I know it can't be perfect but I am not very good with regex and I'm having difficulties getting a better matching percentage.
I have a file that has over 9 million rows and the addresses are very inconsistent. I was wondering if I could get some help from the people here that are better than me. Any help would be greatly appreciated.
This is what I have so far. I thought the best way to attack this would be to try to match the pattern from the end of the string since apt,bx, po box, etc could be at the start of the string.
/(\d+\-\d+\s+|\d+-\D+|APT\s\D|APT\s\d+|APT\s\D\d+|APT\s\D\s\d+|SPACE\s\d+|POBOX\s\d+|BX|UNIT\s\d+|\d+-\d+|\d+)\s(.+)\s{2,}(\D+)\s(\D{2})$/
Several patterns that I can see.
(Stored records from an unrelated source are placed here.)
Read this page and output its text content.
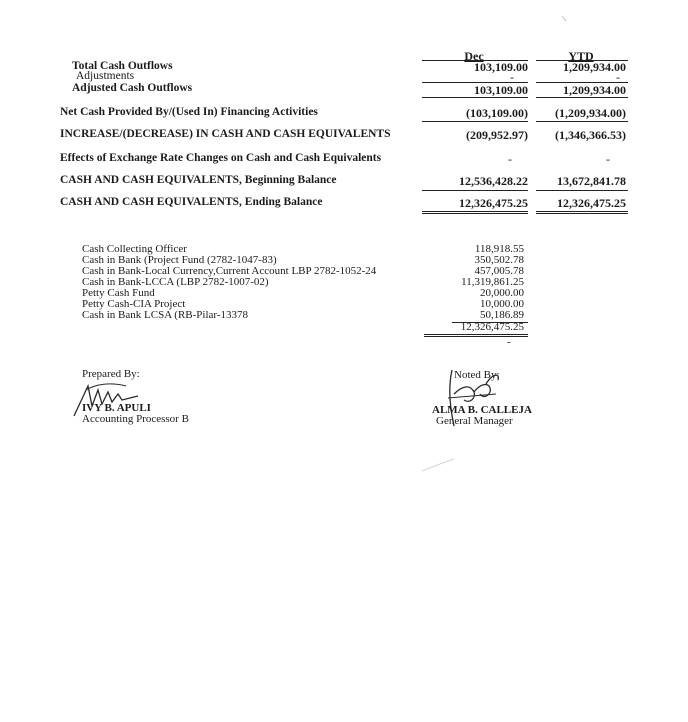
Dec	YTD
Total Cash Outflows	103,109.00	1,209,934.00
Adjustments	-	-
Adjusted Cash Outflows	103,109.00	1,209,934.00
Net Cash Provided By/(Used In) Financing Activities	(103,109.00)	(1,209,934.00)
INCREASE/(DECREASE) IN CASH AND CASH EQUIVALENTS	(209,952.97)	(1,346,366.53)
Effects of Exchange Rate Changes on Cash and Cash Equivalents	-	-
CASH AND CASH EQUIVALENTS, Beginning Balance	12,536,428.22	13,672,841.78
CASH AND CASH EQUIVALENTS, Ending Balance	12,326,475.25	12,326,475.25
Cash Collecting Officer	118,918.55
Cash in Bank (Project Fund (2782-1047-83)	350,502.78
Cash in Bank-Local Currency,Current Account LBP 2782-1052-24	457,005.78
Cash in Bank-LCCA (LBP 2782-1007-02)	11,319,861.25
Petty Cash Fund	20,000.00
Petty Cash-CIA Project	10,000.00
Cash in Bank LCSA (RB-Pilar-13378	50,186.89
12,326,475.25
-
Prepared By:
IVY B. APULI
Accounting Processor B
Noted By:
ALMA B. CALLEJA
General Manager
The large number of spaces is as in the file. I tried splitting on 2 spaces or more as well as in the regex I have thus far.
F_NAME L_NAMEFOR F_NAME L_NAME ADDRESS ZIP CITY STATE
ADDRESS CITY STATE
ADDRESS EAST/WEST/NORTH/SOUTH/E/W/N/S CITY STATE
APT # ADDRESS EAST/WEST/NORTH/SOUTH/E/W/N/S CITY STATE
P O BOX # ADDRESS CITY STATE
APT DIGIT# ADDRESS CITY STATE
SPACE DIGIT ADDRESS CITY STATE
UNIT # ADDRESS CITY STATE
SP DIGIT ADDRESS CITY STATE
DIGITS-DIGITS ADDRESS CITY STATE
BX DIGIT ADDRESS CITY STATE
ADDRESS APT # CITY STATE
ADDRESS UNIT # CITY STATE
ADDRESS P O BOX DIGIT CITY STATE
P O B O X DIGIT CITY STATE
P O BOX DIGIT CITY STATE
ADDRESS SPACE/SP/SPC/UNIT DIGIT CITY STATE